Between U.S. disagreements over how to deal with ZTE and what's turning into a full-blown trade war against China sits Qualcomm, one of the most important players in the smartphone industry whose chips power the vast majority of popular devices sold in the West. Qualcomm has been trying to gain China's approval for its acquisition of Dutch NFC pioneer NXP Semiconductors since late 2016 without much success, and while many analysts believe that green light hinges on Washington and Beijing's relationship stabilizing, the tensions between the two are still on the rise. Qualcomm's Washington lobbyists successfully deterred a hostile takeover attempt from Broadcom on national security grounds earlier this year, with President Trump putting the end to the corporate power struggle with a cease-and-desist order sent to the then-Singapore-incorporated semiconductor firm.

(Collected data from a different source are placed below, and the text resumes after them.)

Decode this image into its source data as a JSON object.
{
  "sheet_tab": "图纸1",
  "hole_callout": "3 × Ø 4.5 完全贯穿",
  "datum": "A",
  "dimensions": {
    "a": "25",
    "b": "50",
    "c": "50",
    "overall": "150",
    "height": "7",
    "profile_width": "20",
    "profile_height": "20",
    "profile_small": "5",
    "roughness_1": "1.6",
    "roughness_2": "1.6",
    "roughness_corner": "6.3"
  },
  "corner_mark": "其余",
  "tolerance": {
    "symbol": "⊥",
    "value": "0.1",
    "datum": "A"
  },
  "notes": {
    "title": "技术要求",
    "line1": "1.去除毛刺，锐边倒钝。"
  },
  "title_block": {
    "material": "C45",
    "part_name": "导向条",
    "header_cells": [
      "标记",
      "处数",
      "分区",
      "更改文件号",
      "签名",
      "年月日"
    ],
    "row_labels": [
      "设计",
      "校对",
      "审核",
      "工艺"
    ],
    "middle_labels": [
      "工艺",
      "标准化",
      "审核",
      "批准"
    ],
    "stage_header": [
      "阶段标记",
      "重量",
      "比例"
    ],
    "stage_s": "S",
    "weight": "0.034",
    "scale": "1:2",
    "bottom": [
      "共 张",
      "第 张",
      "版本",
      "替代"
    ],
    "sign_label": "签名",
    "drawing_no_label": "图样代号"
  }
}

Several months later, national security concerns are precisely what may kill Qualcomm's chances of completing its largest acquisition ever valued at $44 billion; both Democratic and Republican lawmakers continue to insist ZTE represents a threat to the national security interests of the U.S. and see its trade sanction violations and subsequent settlement non-compliance as reasons enough to kill the company for good even as that move would likely spell an end to Qualcomm's hopes of acquiring NXP. That state of affairs may lead the chipmaker to attempt lobbying for ZTE to be cut some regulatory slack this summer as part of an unconventional policy reversal, some industry watchers speculate.

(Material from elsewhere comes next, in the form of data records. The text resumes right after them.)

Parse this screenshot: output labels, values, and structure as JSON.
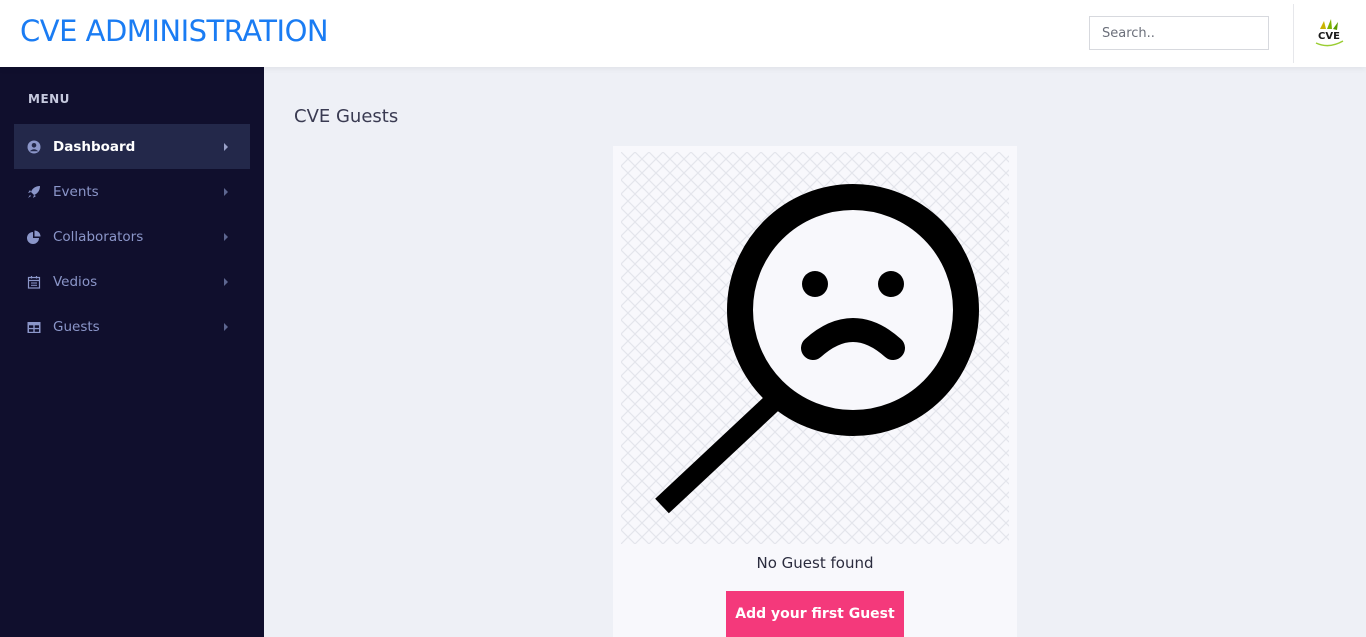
{
  "header": {
    "brand": "CVE ADMINISTRATION",
    "search_placeholder": "Search..",
    "logo_text": "CVE",
    "brand_color": "#1a7cf3"
  },
  "sidebar": {
    "menu_title": "MENU",
    "background": "#100f2d",
    "items": [
      {
        "label": "Dashboard",
        "icon": "user-circle-icon",
        "active": true
      },
      {
        "label": "Events",
        "icon": "rocket-icon",
        "active": false
      },
      {
        "label": "Collaborators",
        "icon": "pie-chart-icon",
        "active": false
      },
      {
        "label": "Vedios",
        "icon": "calendar-icon",
        "active": false
      },
      {
        "label": "Guests",
        "icon": "table-icon",
        "active": false
      }
    ]
  },
  "main": {
    "page_title": "CVE Guests",
    "empty_state": {
      "illustration": "sad-face-magnifier-icon",
      "message": "No Guest found",
      "button_label": "Add your first Guest",
      "button_color": "#f4397b"
    }
  }
}
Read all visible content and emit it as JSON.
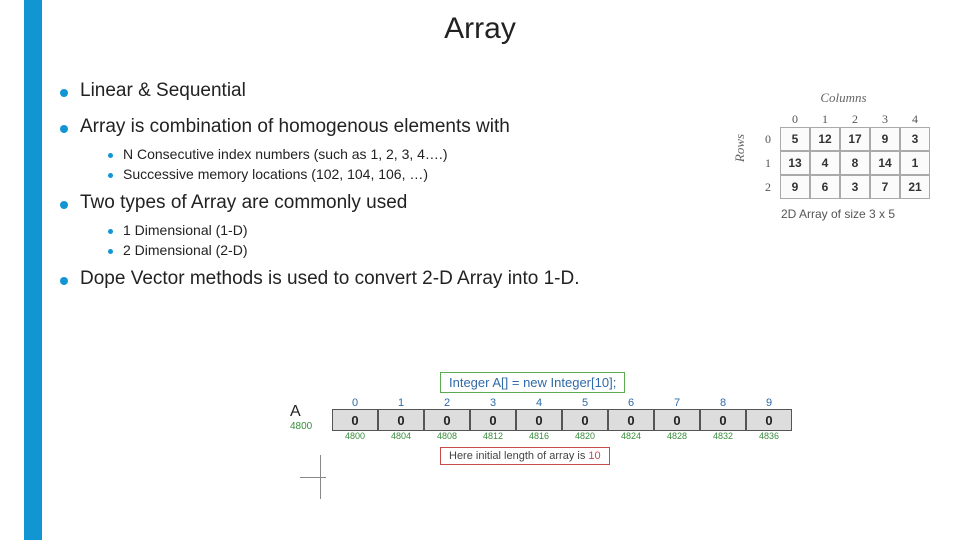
{
  "title": "Array",
  "bullets": {
    "b1": "Linear & Sequential",
    "b2": "Array is combination of homogenous  elements with",
    "b2subs": [
      "N Consecutive index numbers (such as 1, 2, 3, 4….)",
      "Successive memory locations (102, 104, 106, …)"
    ],
    "b3": "Two types of Array are commonly used",
    "b3subs": [
      "1 Dimensional (1-D)",
      "2 Dimensional (2-D)"
    ],
    "b4": "Dope Vector methods is used to convert 2-D Array into 1-D."
  },
  "fig2d": {
    "colsLabel": "Columns",
    "rowsLabel": "Rows",
    "colIdx": [
      "0",
      "1",
      "2",
      "3",
      "4"
    ],
    "rowIdx": [
      "0",
      "1",
      "2"
    ],
    "data": [
      [
        "5",
        "12",
        "17",
        "9",
        "3"
      ],
      [
        "13",
        "4",
        "8",
        "14",
        "1"
      ],
      [
        "9",
        "6",
        "3",
        "7",
        "21"
      ]
    ],
    "caption": "2D Array of size 3 x 5"
  },
  "fig1d": {
    "code": "Integer A[] = new Integer[10];",
    "varName": "A",
    "baseAddr": "4800",
    "indices": [
      "0",
      "1",
      "2",
      "3",
      "4",
      "5",
      "6",
      "7",
      "8",
      "9"
    ],
    "values": [
      "0",
      "0",
      "0",
      "0",
      "0",
      "0",
      "0",
      "0",
      "0",
      "0"
    ],
    "addrs": [
      "4800",
      "4804",
      "4808",
      "4812",
      "4816",
      "4820",
      "4824",
      "4828",
      "4832",
      "4836"
    ],
    "lenText": "Here initial length of array is ",
    "lenVal": "10"
  }
}
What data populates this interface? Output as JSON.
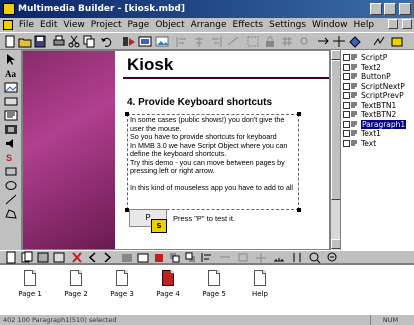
{
  "window": {
    "title": "Multimedia Builder - [kiosk.mbd]"
  },
  "menu": [
    "File",
    "Edit",
    "View",
    "Project",
    "Page",
    "Object",
    "Arrange",
    "Effects",
    "Settings",
    "Window",
    "Help"
  ],
  "canvas": {
    "heading": "Kiosk",
    "section_title": "4. Provide Keyboard shortcuts",
    "paragraphs": [
      "In some cases (public shows!) you don't give the user the mouse.\nSo you have to provide shortcuts for keyboard\nIn MMB 3.0 we have Script Object where you can define the keyboard shortcuts.\nTry this demo - you can move between pages by pressing left or right arrow.",
      "In this kind of mouseless app you have to add to all"
    ],
    "button_label": "P",
    "button_hint": "S",
    "button_caption": "Press \"P\" to test it."
  },
  "objects": [
    {
      "label": "ScriptP"
    },
    {
      "label": "Text2"
    },
    {
      "label": "ButtonP"
    },
    {
      "label": "ScriptNextP"
    },
    {
      "label": "ScriptPrevP"
    },
    {
      "label": "TextBTN1"
    },
    {
      "label": "TextBTN2"
    },
    {
      "label": "Paragraph1",
      "selected": true
    },
    {
      "label": "Text1"
    },
    {
      "label": "Text"
    }
  ],
  "pages": [
    {
      "label": "Page 1"
    },
    {
      "label": "Page 2"
    },
    {
      "label": "Page 3"
    },
    {
      "label": "Page 4",
      "active": true
    },
    {
      "label": "Page 5"
    },
    {
      "label": "Help"
    }
  ],
  "status": {
    "left": "402 100  Paragraph1(510) selected",
    "right": "NUM"
  },
  "colors": {
    "title_bar": "#0a246a",
    "accent_purple": "#b04090",
    "selection": "#000080",
    "active_page": "#c02020"
  }
}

ZTE already applied for a $10.7 billion credit plan and is planning major management and board changes as part of its new settlement with the Commerce Department which includes a $1 billion fine but if the firm's denial order is reinstated, that turn of events would effectively spell is death mere months after its market cap hovered around the $20 billion mark. Under the original sanction, ZTE was barred from obtaining any kind of American technologies — including a Google-approved version of Android and Qualcomm's chips — over a seven-year period. The publicly traded ZTE is majority-owned by the People's Republic of China through a state-backed enterprise and hence isn't expected to attempt improving its management transparency, which is an issue that also prevented Huawei from operating in the U.S. on any significant scale. The company's new settlement also saw it vow to import $70 billion worth of additional American goods, with some industry watchers suggesting it should also attempt a major stateside entry, i.e. push to create American jobs to generate more goodwill from Capitol Hill.